I thought recently to use a cron to generate a static file once per minute (or maybe 30 seconds) using a data cache stored in a database for example.
Posted: Sun Apr 01, 2007 11:18 pm
by Ambush Commander
Sorry about resurrecting the thread. I thought that I had resolved the issue, but there seems to be a very definite problem.
When Firefox requests the XML feed from the server, it gets returned as such (with default settings):
Code: Select all
Status=OK - 200
Date=Mon, 02 Apr 2007 04:11:28 GMT
Server=Apache/2.0.54 (Unix) PHP/4.4.4 mod_ssl/2.0.54 OpenSSL/0.9.7e mod_fastcgi/2.4.2 DAV/2 SVN/1.3.2
Last-Modified=Mon, 02 Apr 2007 03:52:59 GMT
Etag="14914a1-1479-28377cc0"
Accept-Ranges=bytes
Content-Length=5241
Keep-Alive=timeout=15, max=100
Connection=Keep-Alive
Content-Type=application/rss+xml; charset=utf-8
Something about these headers, however, causes Firefox to cache any successive request for the site. When I update the feed, and then attempt to load it with my RSS reader Sage, the changes don't come up. Even when I manually click the feed. I end up having to view-source:
http://hp.jpsband.org/news.rss and Ctrl+F5 it to get the updated content to show up.
This is, to say the least, completely unacceptable. Does anyone know why this is happening?
Posted: Mon Apr 02, 2007 12:45 am
by feyd
Vary the ETag, provide an Expires or pass caching control headers?
Posted: Mon Apr 02, 2007 7:41 am
by Ambush Commander
Apache should be recalculating the ETag whenever the file changes, so that's really not in my control.
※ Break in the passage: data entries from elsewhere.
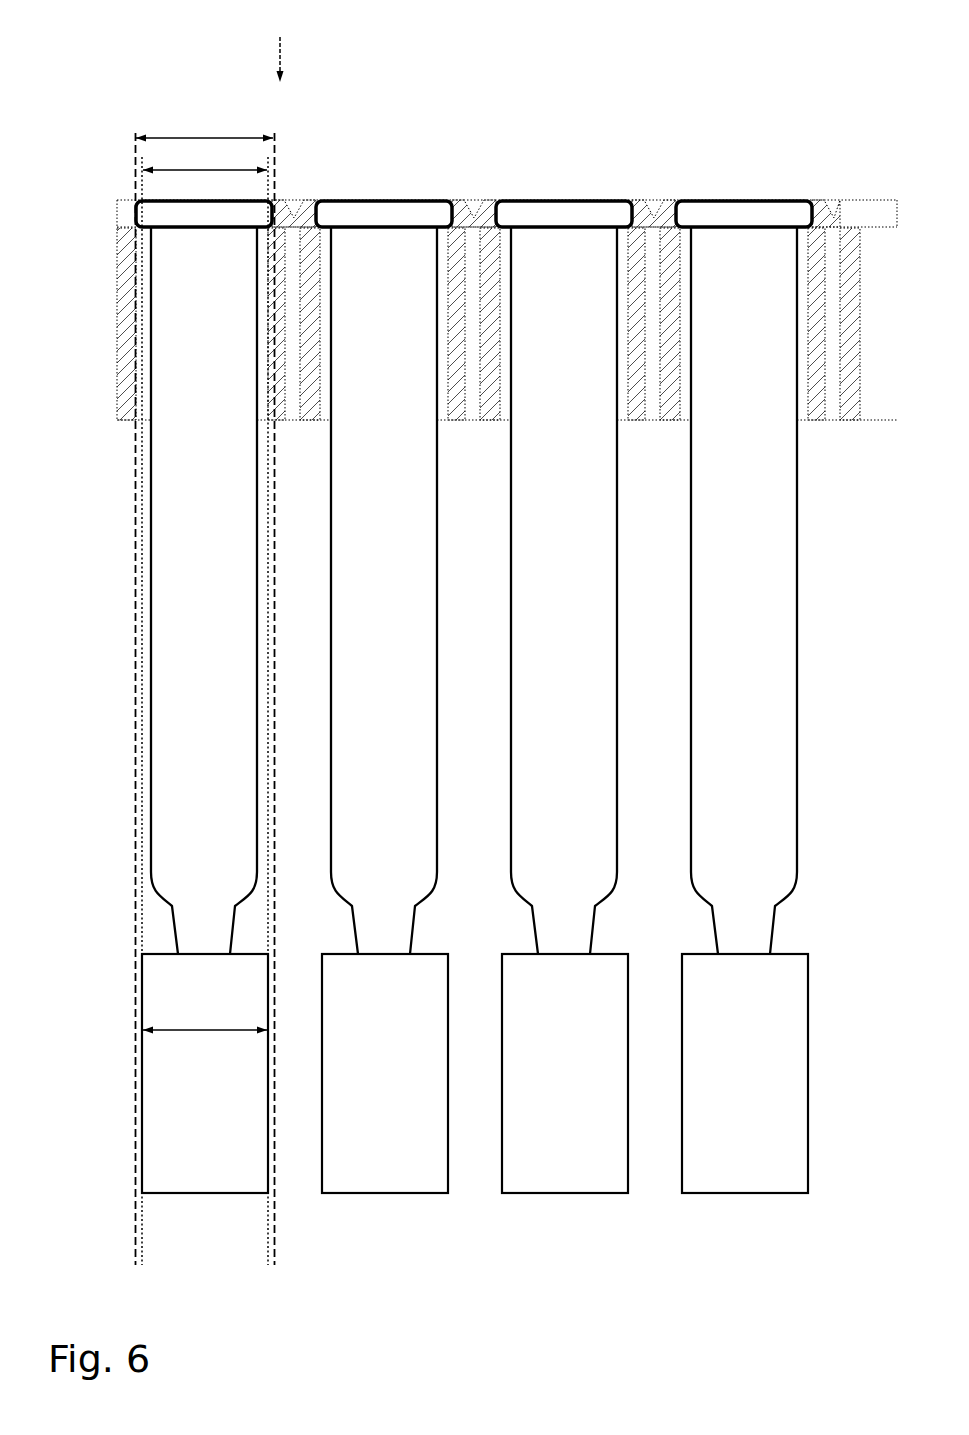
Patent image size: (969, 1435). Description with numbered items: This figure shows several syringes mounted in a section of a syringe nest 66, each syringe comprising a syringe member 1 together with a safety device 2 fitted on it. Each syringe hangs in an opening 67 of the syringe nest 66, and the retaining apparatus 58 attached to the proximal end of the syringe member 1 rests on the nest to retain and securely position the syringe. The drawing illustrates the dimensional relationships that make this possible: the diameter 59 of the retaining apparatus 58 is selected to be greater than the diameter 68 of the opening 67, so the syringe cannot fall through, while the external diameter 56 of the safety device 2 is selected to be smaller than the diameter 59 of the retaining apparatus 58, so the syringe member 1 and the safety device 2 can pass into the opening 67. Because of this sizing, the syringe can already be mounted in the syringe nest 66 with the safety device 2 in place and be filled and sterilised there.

The syringe member 1 is at (182, 840).
The safety device 2 is at (175, 1087).
The external diameter 56 is at (165, 1030).
The retaining apparatus 58 is at (157, 218).
The diameter of the retaining apparatus 59 is at (177, 137).
The syringe nest 66 is at (297, 213).
The opening 67 is at (278, 44).
The diameter of an opening 68 is at (233, 168).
Do I just bite the bullet and pass a no-cache header? Maybe always-revalidate would work... I really don't want to use Expires, because that means stale feeds.
Posted: Mon Apr 02, 2007 8:34 am
by feyd
Ambush Commander wrote:really don't want to use Expires, because that means stale feeds.
But that's exactly what you're wanting to do. After some period of time the feed becomes stale and the agent should therefore request a new copy.
Posted: Mon Apr 02, 2007 8:37 am
by Ambush Commander
I wasn't clear about what I wanted, sorry.
Since RSS feeds are volatile data, I'd like the user-agent to always check with the server whether or not a new version is available. If the server replies 304, fine, don't download it, but I want it to check every time.
Posted: Mon Apr 02, 2007 8:40 am
by feyd
always-revalidate sounds like a decent stop gap then. No-cache may be required for some browsers however.
Posted: Mon Apr 02, 2007 8:41 am
by Ambush Commander
Uh oh. Does that mean Apache has to detect when those other browsers come around? Remember, these headers are being set by the webserver, not a PHP script.
Posted: Mon Apr 02, 2007 8:44 am
by feyd
It doesn't hurt to send the no-cache header at the same time for most browsers.